The sanitizer is approved by the EPA for use in food production. The sanitizer’s main active ingredients are hydrogen peroxide and acetic acid (vinegar). Our test results found the water solution in the cartons in question contained a concentration of sanitizer less than .2%. Levels of hydrogen peroxide appear to be present at a maximum concentration of .01%. For comparison, over-the-counter mouthwash contains up to 3% hydrogen peroxide.
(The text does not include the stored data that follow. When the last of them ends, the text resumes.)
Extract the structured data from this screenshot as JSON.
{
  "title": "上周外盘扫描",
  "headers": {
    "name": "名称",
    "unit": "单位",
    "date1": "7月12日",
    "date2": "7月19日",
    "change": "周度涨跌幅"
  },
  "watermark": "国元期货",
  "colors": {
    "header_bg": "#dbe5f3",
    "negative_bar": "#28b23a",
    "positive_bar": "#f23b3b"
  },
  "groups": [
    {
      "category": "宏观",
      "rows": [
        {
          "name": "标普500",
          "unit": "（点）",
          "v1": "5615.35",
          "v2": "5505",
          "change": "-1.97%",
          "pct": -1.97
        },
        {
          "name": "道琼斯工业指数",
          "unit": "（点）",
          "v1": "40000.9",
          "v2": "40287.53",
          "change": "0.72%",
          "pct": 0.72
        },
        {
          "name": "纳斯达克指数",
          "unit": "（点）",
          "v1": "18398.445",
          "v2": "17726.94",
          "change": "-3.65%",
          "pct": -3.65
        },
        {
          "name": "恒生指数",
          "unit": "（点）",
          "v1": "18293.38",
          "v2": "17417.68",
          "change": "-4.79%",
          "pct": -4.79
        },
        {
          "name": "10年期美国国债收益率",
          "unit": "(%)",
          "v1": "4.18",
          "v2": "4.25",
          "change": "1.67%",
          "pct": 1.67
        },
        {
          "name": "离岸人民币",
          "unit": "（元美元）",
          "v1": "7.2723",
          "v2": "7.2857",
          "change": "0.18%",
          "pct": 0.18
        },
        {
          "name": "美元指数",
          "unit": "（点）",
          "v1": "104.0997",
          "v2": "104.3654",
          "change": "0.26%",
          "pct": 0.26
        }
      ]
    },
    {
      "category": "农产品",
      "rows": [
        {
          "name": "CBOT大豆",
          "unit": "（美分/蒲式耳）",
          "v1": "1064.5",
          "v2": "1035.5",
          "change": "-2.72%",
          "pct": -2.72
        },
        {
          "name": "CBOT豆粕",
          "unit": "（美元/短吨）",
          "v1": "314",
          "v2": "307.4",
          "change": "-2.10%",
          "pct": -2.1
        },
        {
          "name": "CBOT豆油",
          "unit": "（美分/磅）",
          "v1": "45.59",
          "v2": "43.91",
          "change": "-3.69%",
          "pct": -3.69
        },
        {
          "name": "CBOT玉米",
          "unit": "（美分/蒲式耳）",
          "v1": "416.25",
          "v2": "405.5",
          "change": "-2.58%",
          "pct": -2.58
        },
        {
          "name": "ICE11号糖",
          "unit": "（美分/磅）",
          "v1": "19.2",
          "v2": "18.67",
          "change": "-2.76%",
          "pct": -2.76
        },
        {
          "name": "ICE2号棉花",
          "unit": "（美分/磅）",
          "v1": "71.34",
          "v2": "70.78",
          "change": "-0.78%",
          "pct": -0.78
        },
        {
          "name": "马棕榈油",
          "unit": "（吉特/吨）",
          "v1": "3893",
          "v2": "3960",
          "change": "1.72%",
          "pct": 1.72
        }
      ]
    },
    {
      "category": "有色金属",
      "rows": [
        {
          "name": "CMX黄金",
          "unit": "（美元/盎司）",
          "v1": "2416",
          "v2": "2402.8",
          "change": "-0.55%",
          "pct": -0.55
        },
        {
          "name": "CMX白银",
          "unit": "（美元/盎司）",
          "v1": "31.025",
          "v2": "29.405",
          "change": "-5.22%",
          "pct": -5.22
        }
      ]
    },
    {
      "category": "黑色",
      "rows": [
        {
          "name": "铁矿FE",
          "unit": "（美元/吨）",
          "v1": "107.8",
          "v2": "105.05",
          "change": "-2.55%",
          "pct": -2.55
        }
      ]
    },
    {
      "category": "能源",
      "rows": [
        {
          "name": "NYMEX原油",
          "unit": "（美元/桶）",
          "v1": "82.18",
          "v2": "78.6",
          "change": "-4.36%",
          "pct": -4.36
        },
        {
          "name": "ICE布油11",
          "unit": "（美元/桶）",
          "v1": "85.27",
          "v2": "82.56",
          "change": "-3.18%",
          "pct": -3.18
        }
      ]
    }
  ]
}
Though there is no health risk, consumption of this solution could certainly create an unpleasant taste.
Reace Smith, APR
Dean Foods Company
Director, Corporate Communications"

Theresa Tootill said over the phone that Lehigh Valley did offer her an apology and something extra.

"'I'm authorized to give you a $50 check.' I said, 'I don't want your money. I want to make sure this doesn't happen to another child,"' said Theresa.

Nativity Catholic School is no longer doing business with Lehigh Valley and is buying milk from a company that provides clear cartons. Below is the school’s statement:

"As of the day of the incident (November 21, 2017), Nativity Catholic School stopped purchasing milk from Lehigh Valley Dairy Farms. Since then, Nativity Catholic School has been purchasing gallons of milk from Safeway or other stores and pouring individual cups of milk for students, and has contracted a new milk company. Cloverland Farms Dairy begins delivery January 2018, and provides individual servings of milk in clear plastic bottles.
Angela Pellerano
Director of Media Relations"

The Pennsylvania Department of Agriculture says the last time it inspected Lehigh Valley last November, it didn't find any violations.